Münih, Avrupa’nın en önemli ülkelerinden olan Almanya’nın modern ve kültürel şehirlerinden biri. Bavyera’nın başkenti olarak anılan Münih, Isar Nehrinin kıyısında konumlanıyor. 2 milyona yakın olan nüfusuyla ülkenin en kalabalık ve büyük 3. şehri olma özelliği taşıyor. Sıra dışı mimarisi, yöresel lezzetleri, nefis kültürü ve dünyaca ünlü bira festivali ile dikkat çeken şehir her yıl milyonlarca yerli ve yabancı turist tarafından ziyaret ediliyor.

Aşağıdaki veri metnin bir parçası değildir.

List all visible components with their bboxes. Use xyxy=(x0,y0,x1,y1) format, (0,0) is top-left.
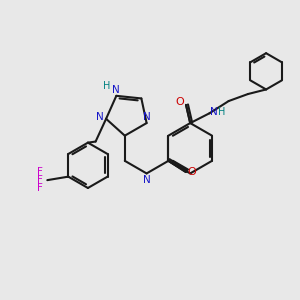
Text: O: O xyxy=(175,97,184,107)
Text: N: N xyxy=(211,107,218,117)
Text: N: N xyxy=(96,112,104,122)
Text: N: N xyxy=(112,85,120,95)
Text: N: N xyxy=(143,175,151,185)
Text: O: O xyxy=(188,167,196,177)
Text: H: H xyxy=(218,107,226,117)
Text: F: F xyxy=(38,183,43,193)
Text: F: F xyxy=(38,167,43,178)
Text: H: H xyxy=(103,81,110,91)
Text: F: F xyxy=(38,175,43,185)
Text: N: N xyxy=(143,112,151,122)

Almanya’nın kültür başkenti olarak anılan Münih, müzelerinde kaliteli koleksiyonlara ev sahipliği yapıyor. Aynı zamanda kilise, katedral, belediye binası gibi pek çok tarihi yapısıya görenleri etkilemeyi başarıyor. Almanya’nın en yüksek yaşam kalitesine sahip olan Münih’te muhteşem mimarilerin eşliğinde bir gezi sizleri bekliyor. İşte, Münih’te görülmesi gereken yerler!

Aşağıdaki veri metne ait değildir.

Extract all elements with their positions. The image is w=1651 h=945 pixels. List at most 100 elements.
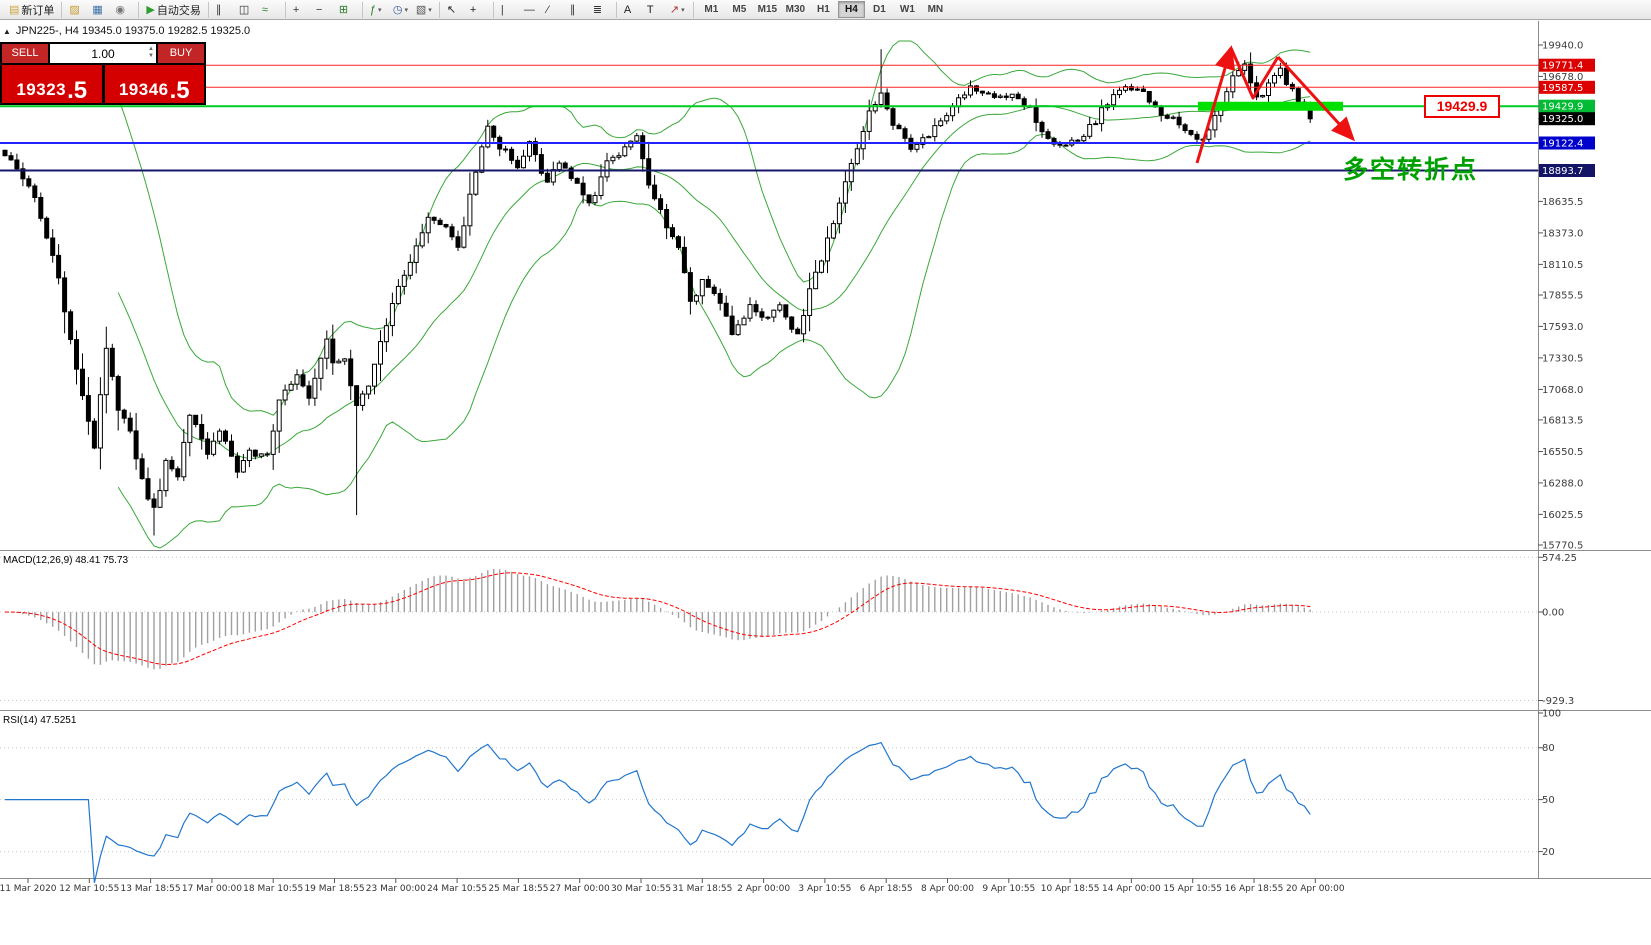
price-axis-label: 18110.5 [1542,260,1583,271]
time-axis[interactable]: 11 Mar 2020 12 Mar 10:55 13 Mar 18:55 17 Ma… [0,878,1345,895]
shapes-icon: ↗ [669,3,680,16]
vertical-line-icon[interactable]: | [498,1,520,19]
text-tool-icon[interactable]: A [621,1,643,19]
signals-icon[interactable]: ◉ [112,1,134,19]
bar-chart-type-icon[interactable]: ∥ [213,1,235,19]
time-axis-label: 12 Mar 10:55 [59,884,119,894]
new-order-button[interactable]: ▤ 新订单 [6,1,57,19]
macd-signal-line [4,572,1311,666]
macd-axis-label: 0.00 [1542,608,1564,619]
candles-layer [2,49,1313,536]
timeframe-h4[interactable]: H4 [837,1,865,18]
price-axis-label: 19771.4 [1542,61,1583,72]
trendline-icon[interactable]: ∕ [544,1,566,19]
macd-grid: 574.25 0.00 -929.3 [0,553,1577,707]
line-chart-type-icon[interactable]: ≈ [259,1,281,19]
timeframe-w1[interactable]: W1 [899,4,915,15]
macd-axis-label: -929.3 [1542,696,1574,707]
price-callout: 19429.9 [1424,95,1500,118]
volume-spinner-icon[interactable]: ▲ ▼ [148,46,154,59]
timeframe-m1[interactable]: M1 [704,4,719,15]
price-axis-chip [1539,136,1595,150]
new-order-icon: ▤ [9,3,20,16]
timeframe-group: M1 M5 M15 M30 H1 H4 D1 W1 MN [694,1,953,18]
timeframe-m30[interactable]: M30 [785,4,806,15]
price-axis-label: 17068.0 [1542,385,1583,396]
templates-icon[interactable]: ▧ ▾ [413,1,435,19]
time-axis-label: 3 Apr 10:55 [798,884,851,894]
time-axis-label: 8 Apr 00:00 [921,884,974,894]
tile-windows-icon[interactable]: ⊞ [336,1,358,19]
buy-button[interactable]: BUY [158,44,204,63]
volume-stepper[interactable]: 1.00 ▲ ▼ [50,44,156,63]
timeframe-d1[interactable]: D1 [872,4,886,15]
timeframe-h1[interactable]: H1 [816,4,830,15]
price-axis-label: 19325.0 [1542,114,1583,125]
buy-price-frac: .5 [169,77,190,104]
timeframe-mn[interactable]: MN [927,4,944,15]
time-axis-label: 17 Mar 00:00 [182,884,242,894]
chart-window-icon: ▨ [69,3,80,16]
price-axis-chip [1539,164,1595,177]
periods-icon[interactable]: ◷ ▾ [390,1,412,19]
buy-price[interactable]: 19346 .5 [104,65,204,104]
timeframe-m5[interactable]: M5 [732,4,747,15]
time-axis-label: 27 Mar 00:00 [550,884,610,894]
price-axis-label: 17593.0 [1542,322,1583,333]
time-axis-label: 6 Apr 18:55 [860,884,913,894]
shapes-icon[interactable]: ↗ ▾ [667,1,689,19]
chart-ohlc-header: ▲ JPN225-, H4 19345.0 19375.0 19282.5 19… [3,25,250,37]
indicators-icon[interactable]: ƒ ▾ [367,1,389,19]
collapse-panel-icon[interactable]: ▲ [3,26,11,36]
trade-prices-row: 19323 .5 19346 .5 [2,65,204,103]
bollinger-bands [117,40,1311,549]
horizontal-line-icon[interactable]: — [521,1,543,19]
price-axis-label: 17330.5 [1542,353,1583,364]
toolbar-group: + − ⊞ [286,1,363,19]
sell-price-main: 19323 [16,80,67,99]
cursor-icon: ↖ [446,3,457,16]
trend-arrows[interactable] [1195,45,1356,164]
autotrading-button[interactable]: ▶ 自动交易 [143,1,203,19]
sell-button[interactable]: SELL [2,44,48,63]
crosshair-icon: + [469,3,477,16]
timeframe-m15[interactable]: M15 [757,4,778,15]
tile-windows-icon: ⊞ [338,3,349,16]
channel-icon: ∥ [569,3,576,16]
horizontal-line-icon: — [523,3,535,16]
buy-price-main: 19346 [118,80,169,99]
sell-price[interactable]: 19323 .5 [2,65,102,103]
zoom-in-icon: + [292,3,300,16]
crosshair-icon[interactable]: + [467,1,489,19]
time-axis-label: 24 Mar 10:55 [427,884,487,894]
price-axis-label: 16550.5 [1542,447,1583,458]
price-axis-chip [1539,80,1595,94]
cursor-icon[interactable]: ↖ [444,1,466,19]
zoom-out-icon[interactable]: − [313,1,335,19]
rsi-axis-label: 50 [1542,795,1555,806]
macd-label: MACD(12,26,9) 48.41 75.73 [3,555,129,566]
zoom-in-icon[interactable]: + [290,1,312,19]
sell-price-frac: .5 [67,77,88,104]
symbol-ohlc-text: JPN225-, H4 19345.0 19375.0 19282.5 1932… [15,25,251,37]
fibonacci-icon[interactable]: ≣ [590,1,612,19]
rsi-axis-label: 80 [1542,743,1555,754]
chart-window-icon[interactable]: ▨ [66,1,88,19]
time-axis-label: 20 Apr 00:00 [1286,884,1345,894]
market-watch-icon: ▦ [92,3,103,16]
fibonacci-icon: ≣ [592,3,603,16]
label-tool-icon[interactable]: T [644,1,666,19]
candlestick-chart-type-icon[interactable]: ◫ [236,1,258,19]
trade-buttons-row: SELL 1.00 ▲ ▼ BUY [2,44,204,63]
time-axis-label: 13 Mar 18:55 [121,884,181,894]
market-watch-icon[interactable]: ▦ [89,1,111,19]
channel-icon[interactable]: ∥ [567,1,589,19]
price-axis-label: 19587.5 [1542,83,1583,94]
line-chart-type-icon: ≈ [261,3,268,16]
rsi-panel: 100 80 50 20 [0,709,1561,883]
time-axis-label: 15 Apr 10:55 [1163,884,1222,894]
toolbar-group: ƒ ▾ ◷ ▾ ▧ ▾ [363,1,440,19]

Altes Rathaus – Old Town Hall
Münih’te gezilecek yerler listesinin başını Altes Rathaus çekiyor. Marienplatz’da yer alan altes Rathaus yeni restore edilen dış cephesinden dolayı yeni bina sanılsa da Münih’in en eski belediye binası olma özelliği taşıyor. Altes Rathaus, Marienplatz’ın en doğru bölümünde yer almasının yanı sıra, oldukça hareketli tarihiyle dikkat çekiyor. Münih kayıtlarında adı ilk kez 1310 senesinde geçiyor. Gotik bir tarza sahip olan bu bina Jörg Von Halsbach tarafından yapılmış. Münih’te bulunan diğer tarihi yapılar gibi burası da 2. dünya savaşında büyük zararlar almış.

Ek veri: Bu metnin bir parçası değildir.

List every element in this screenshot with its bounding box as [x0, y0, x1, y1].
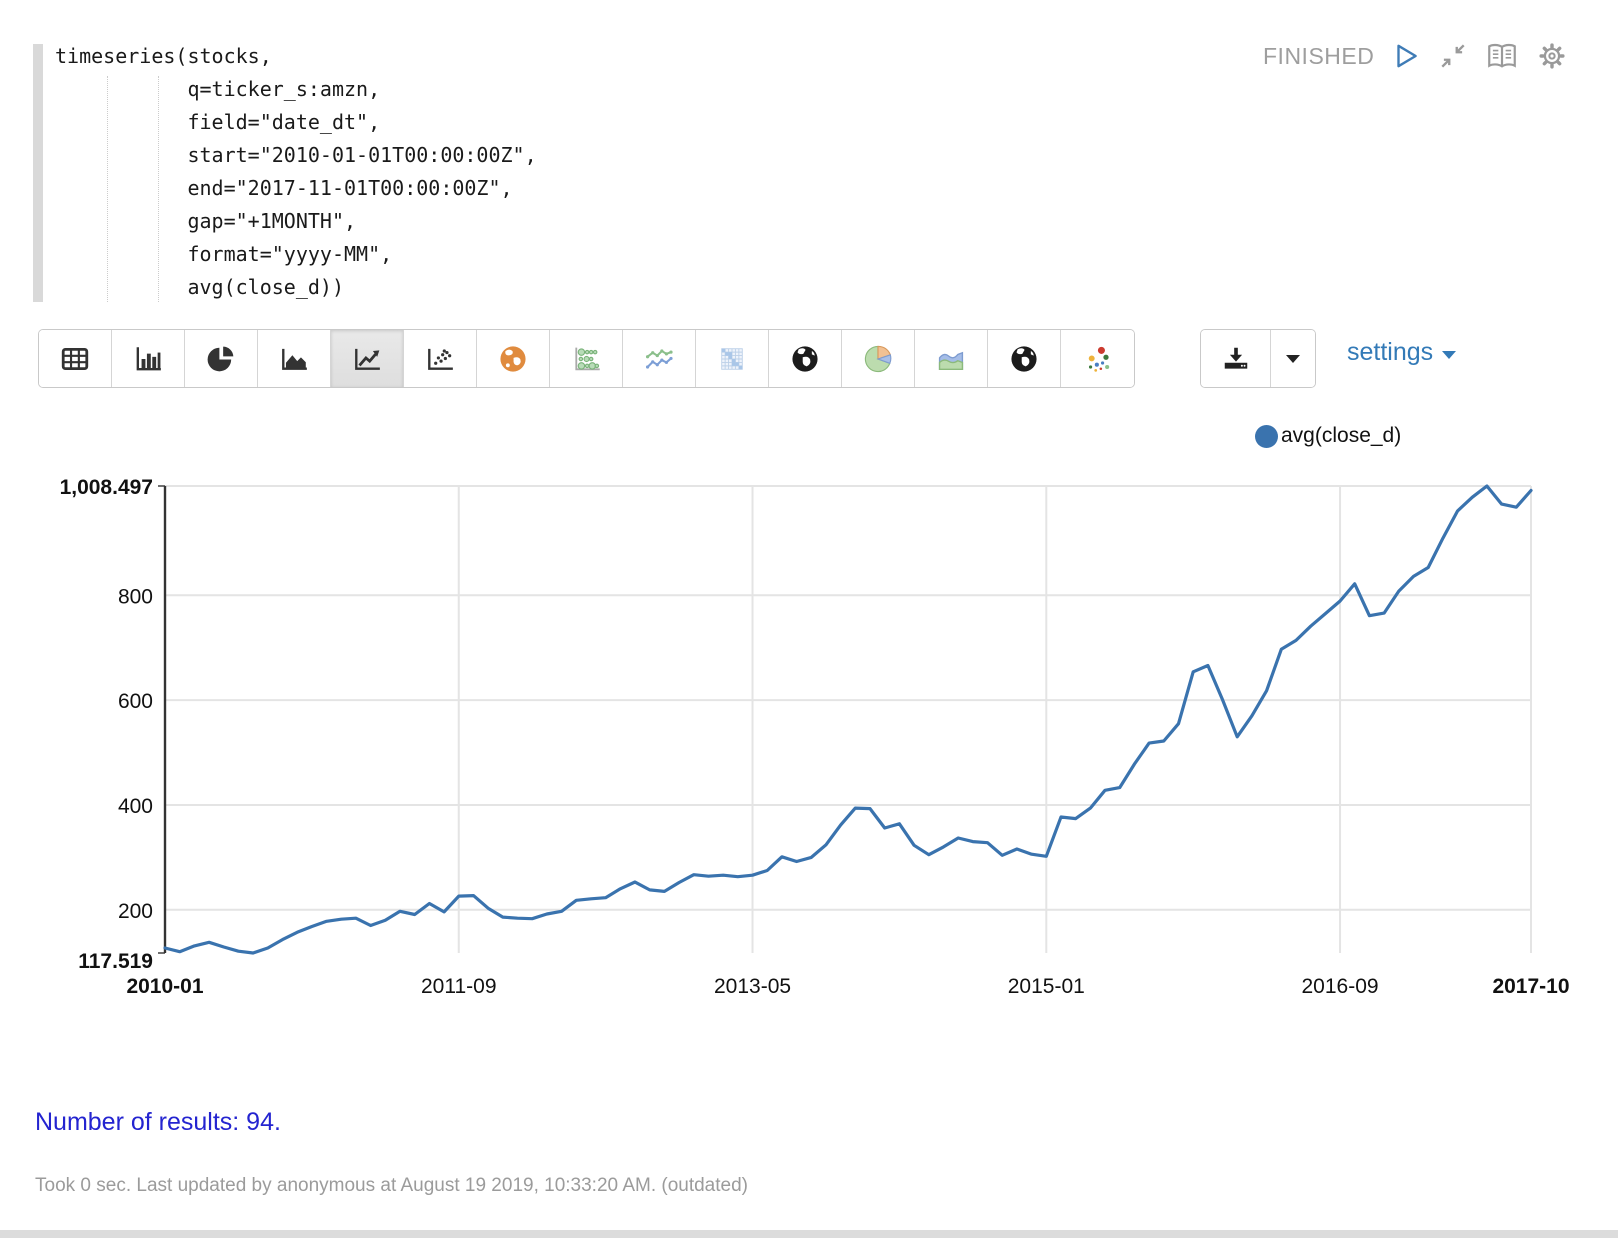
pie-colored-icon: [864, 345, 892, 372]
status-badge: FINISHED: [1263, 42, 1375, 69]
code-editor[interactable]: timeseries(stocks, q=ticker_s:amzn, fiel…: [55, 44, 537, 299]
download-icon: [1224, 347, 1247, 369]
results-count-text: Number of results: 94.: [35, 1108, 281, 1136]
x-axis-tick-label: 2013-05: [714, 975, 791, 998]
chart-type-toolbar: [38, 329, 1135, 388]
chart-type-matrix-button[interactable]: [696, 330, 769, 387]
x-axis-tick-label: 2016-09: [1302, 975, 1379, 998]
indent-guide: [107, 76, 108, 302]
chevron-down-icon: [1286, 354, 1300, 363]
chart-type-multiline-button[interactable]: [623, 330, 696, 387]
area-colored-icon: [938, 351, 964, 370]
bubble-chart-icon: [575, 347, 600, 370]
chart-type-pie2-button[interactable]: [842, 330, 915, 387]
download-options-button[interactable]: [1271, 330, 1315, 387]
chart-type-bubble2-button[interactable]: [1061, 330, 1134, 387]
chevron-down-icon: [1442, 350, 1457, 359]
globe-dark-icon-2: [1011, 345, 1037, 372]
legend-label: avg(close_d): [1281, 424, 1402, 447]
chart-type-pie-button[interactable]: [185, 330, 258, 387]
play-button[interactable]: [1391, 41, 1421, 71]
paragraph-gutter: [33, 44, 43, 302]
y-axis-tick-label: 800: [118, 585, 153, 608]
legend-item-avg-close[interactable]: avg(close_d): [1255, 424, 1401, 448]
x-axis-tick-label: 2015-01: [1008, 975, 1085, 998]
chart-type-bar-button[interactable]: [112, 330, 185, 387]
bar-chart-icon: [136, 346, 161, 370]
paragraph-settings-button[interactable]: [1536, 40, 1568, 72]
line-chart-icon: [355, 348, 380, 370]
matrix-heatmap-icon: [721, 347, 743, 370]
chart-type-area-button[interactable]: [258, 330, 331, 387]
next-paragraph-edge: [0, 1230, 1618, 1238]
y-axis-tick-label: 600: [118, 690, 153, 713]
book-icon: [1488, 43, 1517, 68]
chart-type-map-button[interactable]: [477, 330, 550, 387]
chart-type-globe1-button[interactable]: [769, 330, 842, 387]
chart-type-scatter-button[interactable]: [404, 330, 477, 387]
legend-swatch: [1255, 424, 1278, 448]
chart-type-line-button[interactable]: [331, 330, 404, 387]
timeseries-chart: 1,008.497 117.519 200 400 600 800 2010-01 2011-…: [60, 476, 1570, 998]
scatter-plot-icon: [428, 348, 453, 370]
settings-label: settings: [1347, 338, 1434, 366]
chart-type-area2-button[interactable]: [915, 330, 988, 387]
globe-dark-icon: [792, 345, 818, 372]
download-button[interactable]: [1201, 330, 1271, 387]
compress-icon: [1441, 44, 1465, 68]
y-axis-max-label: 1,008.497: [60, 476, 153, 499]
x-axis-tick-label: 2017-10: [1492, 975, 1569, 998]
y-axis-min-label: 117.519: [78, 950, 153, 973]
paragraph-info-text: Took 0 sec. Last updated by anonymous at…: [35, 1175, 748, 1196]
gear-icon: [1539, 43, 1565, 69]
y-axis-tick-label: 200: [118, 900, 153, 923]
globe-orange-icon: [500, 345, 526, 372]
series-line-avg-close: [163, 484, 1533, 955]
table-icon: [61, 347, 89, 370]
chart-type-globe2-button[interactable]: [988, 330, 1061, 387]
indent-guide: [158, 76, 159, 302]
play-icon: [1397, 44, 1418, 68]
download-split-button: [1200, 329, 1316, 388]
x-axis-tick-label: 2010-01: [126, 975, 203, 998]
chart-type-bubble-button[interactable]: [550, 330, 623, 387]
area-chart-icon: [282, 348, 307, 370]
chart-type-table-button[interactable]: [39, 330, 112, 387]
x-axis-tick-label: 2011-09: [421, 975, 497, 998]
settings-toggle[interactable]: settings: [1347, 338, 1457, 367]
output-hide-button[interactable]: [1485, 40, 1519, 72]
multi-line-chart-icon: [645, 348, 673, 369]
bubble-colored-icon: [1088, 346, 1109, 372]
pie-chart-icon: [207, 346, 234, 371]
compress-button[interactable]: [1438, 41, 1468, 71]
paragraph-controls: FINISHED: [1263, 40, 1568, 72]
y-axis-tick-label: 400: [118, 795, 153, 818]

Neues Rathaus – New Town Hall
Münih’in merkezinde en görkemli ve şatafatlı binalardan olan Neuses Rathaus’ı görmeden gezinizi sonlandıramazsınız! Marienplatz Meydanı’nda yer alan Neues Rathaus eski bir bina gibi görülse de tarihi çok köklü değil. Söz konusu binanın yapımı 1905 senesinde tamamlanmış. Dışarıdan görülmesi mümkün olmasa da 400 odasında 600’ü aşkın belediye çalışanı bulunuyor. Birçok tarihi odası ise, halka açık durumda olup ziyaretçilerini bekliyor. Belediye Binasının kulesinde yer alan Carillion adındaki aletlerle yapılan gösteri tüyler ürpertecek güzelliğiyle dikkat çekiyor. Bahsi geçen gösteri akşama doğru 17:00’da başlıyor.
St. Peter’s Church
Münih’te gezilecek yerler listesine ülkenin en eski kilisesi olan St. Peter’s Kilisesi’ni eklemezsek olmazdı! 1158 senesinde yapılan bu kilise, 1327 yılında gerçekleşen büyük yangında kule harici her bölümü yanmış. Bu kilisenin yerine ise, gotik bir yapı inşa edilmiş. 17.yüzyılda Rönesans tarzına göre tek külahlı kule yapılsa da 2. Dünya Savaşı’nda bombalanarak zarar görmüş.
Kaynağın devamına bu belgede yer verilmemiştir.